Tersesat di Nusakambangan: Sel Angker (Part 2) Berdasarkan Kisah Nyata

Malam semakin larut, Roni tiba di Lapas Batu; sebuah lapas untuk narapidana kelas kakap. Dua orang polisi berbadan kekar memegangi pundaknya dan mengawalnya menuju gerbang lapas. Di sana, Roni disambut dua orang lelaki berperut buncit yang mengenakan seragam dinas lengkap dengan sepatu boot hitam. Dibukanya pintu gerbang tersebut, terdengar nyaring suara denyit gesekan roda gerbang, membuat ngilu di telinga.

"Ya, masuk," suruh petugas berseragam dinas.

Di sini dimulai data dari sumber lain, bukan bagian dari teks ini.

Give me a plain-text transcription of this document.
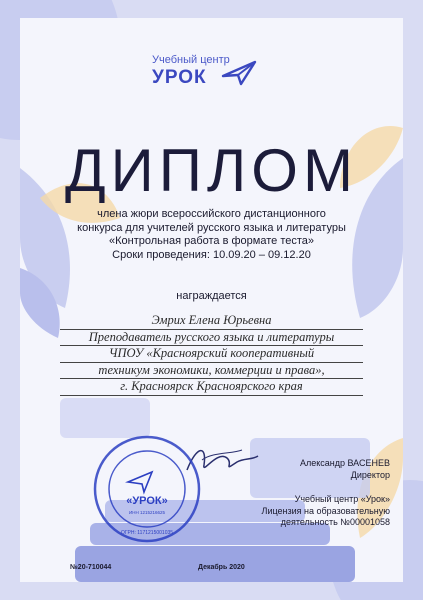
Учебный центр
УРОК
ДИПЛОМ
члена жюри всероссийского дистанционного
конкурса для учителей русского языка и литературы
«Контрольная работа в формате теста»
Сроки проведения: 10.09.20 – 09.12.20
награждается
Эмрих Елена Юрьевна
Преподаватель русского языка и литературы
ЧПОУ «Красноярский кооперативный
техникум экономики, коммерции и права»,
г. Красноярск Красноярского края
Александр ВАСЕНЕВ
Директор
Учебный центр «Урок»
Лицензия на образовательную
деятельность №00001058
«УРОК»
ИНН 1215216625
ОГРН: 1171215001035
№20-710044	Декабрь 2020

Langkah Roni terasa berat, ia tidak menyangka kalau hidupnya akan berakhir di Nusakambangan. Kepalanya menengok ke kiri dan ke kanan, memerhatikan sekeliling. Pagar penjara sangat tinggi dan di ujungnya terdapat kawat duri yang dipasangkan dengan rapi. Sementara di sudut-sudut pagarnya terdapat posko pemantau. Di atas sana, ada petugas yang berjaga dua puluh empat jam. Mereka semua adalah para penembak jitu dengan senapan laras panjang yang siap menembak siapa pun yang berani kabur dari lapas. Penjagaan bukan hanya sampai di situ, lampu tembak juga terpasang di sudut-sudut pagar penjara untuk memudahkan pemantauan di malam hari. Dengan penjagaan yang sangat ketat, mustahil bagi Roni untuk bisa kabur dari lapas.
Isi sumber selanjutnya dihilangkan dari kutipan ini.